One of the most recent video’s on Dask

Overview (from the documentation)

Dask use cases can be roughly divided in the following two categories:

  1. Large NumPy/Pandas/Lists with dask.array, dask.dataframe, dask.bag to analyze large datasets with familiar techniques. This is similar to Databases, Spark, or big array libraries.
  2. Custom task scheduling. You submit a graph of functions that depend on each other for custom workloads. This is similar to Luigi, Airflow, Celery, or Makefiles. Most people today approach Dask assuming it is a framework like Spark, designed for the first use case around large collections of uniformly shaped data. However, many of the more productive and novel use cases fall into the second category, using Dask to parallelize custom workflows.

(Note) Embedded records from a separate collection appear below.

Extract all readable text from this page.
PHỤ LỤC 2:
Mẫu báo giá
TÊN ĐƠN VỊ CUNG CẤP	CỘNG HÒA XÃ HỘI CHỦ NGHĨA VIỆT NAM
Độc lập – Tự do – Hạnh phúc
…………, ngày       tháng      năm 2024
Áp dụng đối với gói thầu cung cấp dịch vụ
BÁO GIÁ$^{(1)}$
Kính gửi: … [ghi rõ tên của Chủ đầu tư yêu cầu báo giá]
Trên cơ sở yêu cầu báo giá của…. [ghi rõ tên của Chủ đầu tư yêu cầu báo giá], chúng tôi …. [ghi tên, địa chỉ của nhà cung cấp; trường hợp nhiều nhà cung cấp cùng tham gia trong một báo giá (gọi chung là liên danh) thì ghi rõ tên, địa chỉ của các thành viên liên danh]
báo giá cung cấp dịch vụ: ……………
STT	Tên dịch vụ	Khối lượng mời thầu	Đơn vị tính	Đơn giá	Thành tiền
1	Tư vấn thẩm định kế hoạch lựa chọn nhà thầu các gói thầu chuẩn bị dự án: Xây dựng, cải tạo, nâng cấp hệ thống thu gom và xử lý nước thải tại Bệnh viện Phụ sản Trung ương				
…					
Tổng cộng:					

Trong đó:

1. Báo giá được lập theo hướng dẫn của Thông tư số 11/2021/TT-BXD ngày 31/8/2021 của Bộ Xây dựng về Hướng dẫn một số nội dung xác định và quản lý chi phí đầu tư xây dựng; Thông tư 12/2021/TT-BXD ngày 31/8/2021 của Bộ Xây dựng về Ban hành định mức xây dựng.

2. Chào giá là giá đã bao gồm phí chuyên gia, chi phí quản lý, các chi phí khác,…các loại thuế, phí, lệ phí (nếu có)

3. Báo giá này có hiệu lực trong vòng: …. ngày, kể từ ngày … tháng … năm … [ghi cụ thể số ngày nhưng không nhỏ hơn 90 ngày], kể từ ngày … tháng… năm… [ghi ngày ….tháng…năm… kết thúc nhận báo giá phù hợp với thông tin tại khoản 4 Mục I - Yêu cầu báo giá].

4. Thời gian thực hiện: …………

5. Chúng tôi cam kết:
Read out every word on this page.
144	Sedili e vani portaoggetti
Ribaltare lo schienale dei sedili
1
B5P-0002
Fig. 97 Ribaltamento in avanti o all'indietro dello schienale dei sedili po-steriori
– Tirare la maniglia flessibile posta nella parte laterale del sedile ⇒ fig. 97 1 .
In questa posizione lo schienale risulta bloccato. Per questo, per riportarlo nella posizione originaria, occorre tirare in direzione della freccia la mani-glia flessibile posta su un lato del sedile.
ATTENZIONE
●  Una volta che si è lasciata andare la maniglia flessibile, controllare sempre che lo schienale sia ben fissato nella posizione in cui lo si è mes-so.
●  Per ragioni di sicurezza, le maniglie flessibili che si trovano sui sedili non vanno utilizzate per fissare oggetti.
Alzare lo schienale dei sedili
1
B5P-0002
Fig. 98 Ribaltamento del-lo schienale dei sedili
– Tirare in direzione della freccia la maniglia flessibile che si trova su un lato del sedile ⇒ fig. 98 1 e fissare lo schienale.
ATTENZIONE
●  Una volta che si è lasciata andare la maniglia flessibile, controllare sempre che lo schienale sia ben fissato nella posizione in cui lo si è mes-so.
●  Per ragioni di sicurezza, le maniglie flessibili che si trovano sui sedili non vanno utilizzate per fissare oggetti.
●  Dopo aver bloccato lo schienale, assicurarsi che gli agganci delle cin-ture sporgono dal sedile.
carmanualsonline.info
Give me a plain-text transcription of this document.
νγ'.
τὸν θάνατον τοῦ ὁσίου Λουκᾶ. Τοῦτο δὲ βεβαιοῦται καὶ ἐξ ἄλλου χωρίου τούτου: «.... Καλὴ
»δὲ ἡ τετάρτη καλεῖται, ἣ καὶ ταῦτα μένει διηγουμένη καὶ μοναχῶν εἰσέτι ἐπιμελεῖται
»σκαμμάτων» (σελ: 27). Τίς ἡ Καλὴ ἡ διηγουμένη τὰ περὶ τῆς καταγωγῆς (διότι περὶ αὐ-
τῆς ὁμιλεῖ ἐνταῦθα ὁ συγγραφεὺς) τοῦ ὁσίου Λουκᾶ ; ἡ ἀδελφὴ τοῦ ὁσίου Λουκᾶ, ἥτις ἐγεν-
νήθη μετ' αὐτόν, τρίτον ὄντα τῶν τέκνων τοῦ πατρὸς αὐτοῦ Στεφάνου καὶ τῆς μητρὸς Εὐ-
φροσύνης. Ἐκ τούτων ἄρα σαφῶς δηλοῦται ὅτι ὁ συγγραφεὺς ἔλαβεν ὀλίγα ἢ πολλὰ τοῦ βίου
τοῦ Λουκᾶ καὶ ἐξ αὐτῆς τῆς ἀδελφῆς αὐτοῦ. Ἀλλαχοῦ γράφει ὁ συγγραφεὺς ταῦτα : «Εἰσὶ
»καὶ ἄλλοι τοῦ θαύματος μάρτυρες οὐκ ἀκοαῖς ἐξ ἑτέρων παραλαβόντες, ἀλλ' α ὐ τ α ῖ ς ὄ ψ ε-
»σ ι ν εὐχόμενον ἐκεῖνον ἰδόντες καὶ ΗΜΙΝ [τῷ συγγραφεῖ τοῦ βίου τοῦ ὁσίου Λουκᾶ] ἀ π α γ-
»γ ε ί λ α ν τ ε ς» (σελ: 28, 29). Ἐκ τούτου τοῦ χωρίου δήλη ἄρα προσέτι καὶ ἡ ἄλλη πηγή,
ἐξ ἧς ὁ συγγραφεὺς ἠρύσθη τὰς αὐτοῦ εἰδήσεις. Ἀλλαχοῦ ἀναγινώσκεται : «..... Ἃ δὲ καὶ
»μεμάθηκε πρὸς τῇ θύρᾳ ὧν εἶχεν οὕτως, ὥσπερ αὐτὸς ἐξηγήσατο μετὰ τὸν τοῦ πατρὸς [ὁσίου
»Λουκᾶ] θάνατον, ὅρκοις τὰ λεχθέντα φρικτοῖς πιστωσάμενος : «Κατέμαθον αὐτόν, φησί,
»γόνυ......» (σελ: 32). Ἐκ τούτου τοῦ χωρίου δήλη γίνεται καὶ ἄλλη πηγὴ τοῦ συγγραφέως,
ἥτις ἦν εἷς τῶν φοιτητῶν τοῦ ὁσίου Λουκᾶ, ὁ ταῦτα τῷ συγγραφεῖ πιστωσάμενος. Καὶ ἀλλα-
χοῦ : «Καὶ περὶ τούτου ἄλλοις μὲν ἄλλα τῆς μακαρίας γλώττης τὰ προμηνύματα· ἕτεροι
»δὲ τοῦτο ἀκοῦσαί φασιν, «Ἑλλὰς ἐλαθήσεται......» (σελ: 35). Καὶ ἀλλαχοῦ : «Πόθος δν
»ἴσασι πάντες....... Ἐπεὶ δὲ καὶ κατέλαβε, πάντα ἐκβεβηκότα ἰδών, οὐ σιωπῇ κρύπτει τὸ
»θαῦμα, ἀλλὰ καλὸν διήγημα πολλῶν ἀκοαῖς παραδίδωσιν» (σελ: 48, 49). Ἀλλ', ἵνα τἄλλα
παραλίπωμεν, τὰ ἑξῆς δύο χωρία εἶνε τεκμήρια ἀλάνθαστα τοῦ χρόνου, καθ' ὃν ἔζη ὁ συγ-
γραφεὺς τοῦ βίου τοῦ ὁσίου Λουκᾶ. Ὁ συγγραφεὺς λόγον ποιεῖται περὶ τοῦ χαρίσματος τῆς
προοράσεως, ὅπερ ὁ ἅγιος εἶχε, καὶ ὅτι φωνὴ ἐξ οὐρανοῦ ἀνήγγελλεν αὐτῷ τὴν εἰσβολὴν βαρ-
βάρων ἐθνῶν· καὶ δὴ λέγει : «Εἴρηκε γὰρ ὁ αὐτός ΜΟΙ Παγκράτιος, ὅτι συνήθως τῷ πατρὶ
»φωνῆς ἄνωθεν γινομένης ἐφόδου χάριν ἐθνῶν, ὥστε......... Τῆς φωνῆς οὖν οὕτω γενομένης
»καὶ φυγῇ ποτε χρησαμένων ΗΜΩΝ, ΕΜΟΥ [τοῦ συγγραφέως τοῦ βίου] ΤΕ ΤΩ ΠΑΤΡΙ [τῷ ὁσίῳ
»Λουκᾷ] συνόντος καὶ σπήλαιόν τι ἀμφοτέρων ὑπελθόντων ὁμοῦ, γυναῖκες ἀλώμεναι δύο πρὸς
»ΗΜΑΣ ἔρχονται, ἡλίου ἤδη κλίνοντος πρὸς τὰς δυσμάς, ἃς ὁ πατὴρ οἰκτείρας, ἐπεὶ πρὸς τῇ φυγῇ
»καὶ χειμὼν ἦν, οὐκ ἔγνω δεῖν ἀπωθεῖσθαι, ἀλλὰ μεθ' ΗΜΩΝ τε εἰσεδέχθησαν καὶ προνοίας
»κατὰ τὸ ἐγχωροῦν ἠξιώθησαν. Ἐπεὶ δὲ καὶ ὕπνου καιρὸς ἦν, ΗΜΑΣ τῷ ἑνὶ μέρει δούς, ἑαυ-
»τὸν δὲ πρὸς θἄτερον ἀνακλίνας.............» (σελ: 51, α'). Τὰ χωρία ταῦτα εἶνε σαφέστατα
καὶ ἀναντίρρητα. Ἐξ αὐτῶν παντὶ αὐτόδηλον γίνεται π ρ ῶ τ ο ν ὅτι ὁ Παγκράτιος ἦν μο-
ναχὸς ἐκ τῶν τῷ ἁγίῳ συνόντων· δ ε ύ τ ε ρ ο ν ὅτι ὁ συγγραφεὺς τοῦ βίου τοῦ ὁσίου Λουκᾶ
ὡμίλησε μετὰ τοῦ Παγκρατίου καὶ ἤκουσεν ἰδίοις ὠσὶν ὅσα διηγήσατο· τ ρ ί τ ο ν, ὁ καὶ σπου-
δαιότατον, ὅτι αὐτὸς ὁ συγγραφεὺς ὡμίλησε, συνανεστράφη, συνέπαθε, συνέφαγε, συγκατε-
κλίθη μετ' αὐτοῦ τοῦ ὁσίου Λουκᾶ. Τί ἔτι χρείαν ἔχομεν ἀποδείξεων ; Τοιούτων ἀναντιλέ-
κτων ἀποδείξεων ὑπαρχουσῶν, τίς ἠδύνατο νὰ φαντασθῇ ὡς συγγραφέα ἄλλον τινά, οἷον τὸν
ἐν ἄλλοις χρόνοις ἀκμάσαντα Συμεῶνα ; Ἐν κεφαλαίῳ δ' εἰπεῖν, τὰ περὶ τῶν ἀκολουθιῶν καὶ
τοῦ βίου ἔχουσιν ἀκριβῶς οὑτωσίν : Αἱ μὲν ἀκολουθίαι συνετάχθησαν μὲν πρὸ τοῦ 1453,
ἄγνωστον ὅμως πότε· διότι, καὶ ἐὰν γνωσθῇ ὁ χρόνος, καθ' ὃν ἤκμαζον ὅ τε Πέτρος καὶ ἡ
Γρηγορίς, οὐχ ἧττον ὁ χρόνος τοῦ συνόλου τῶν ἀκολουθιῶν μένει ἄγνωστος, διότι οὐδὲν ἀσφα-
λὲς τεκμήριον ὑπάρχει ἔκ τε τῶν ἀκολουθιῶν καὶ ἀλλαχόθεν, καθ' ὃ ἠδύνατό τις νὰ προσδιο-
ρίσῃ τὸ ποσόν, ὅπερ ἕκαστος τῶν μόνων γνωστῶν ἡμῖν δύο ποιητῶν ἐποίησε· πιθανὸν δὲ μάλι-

Dask compute environments can be divided into the following two categories:

  1. Single machine parallelism with threads or processes: The Dask single-machine scheduler leverages the full CPU power of a laptop or a large workstation and changes the space limitation from “fits in memory” to “fits on disk”. This scheduler is simple to use and doesn’t have the computational or conceptual overhead of most “big data” systems.
  2. Distributed cluster parallelism on multiple nodes: The Dask distributed scheduler coordinates the actions of multiple machines on a cluster. It scales anywhere from a single machine to a thousand machines, but not significantly beyond.

The single machine scheduler is useful to more individuals (more people have personal laptops than have access to clusters) and probably accounts for 80+% of the use of Dask today. The distributed machine scheduler is useful to larger organizations like universities, research labs, or private companies.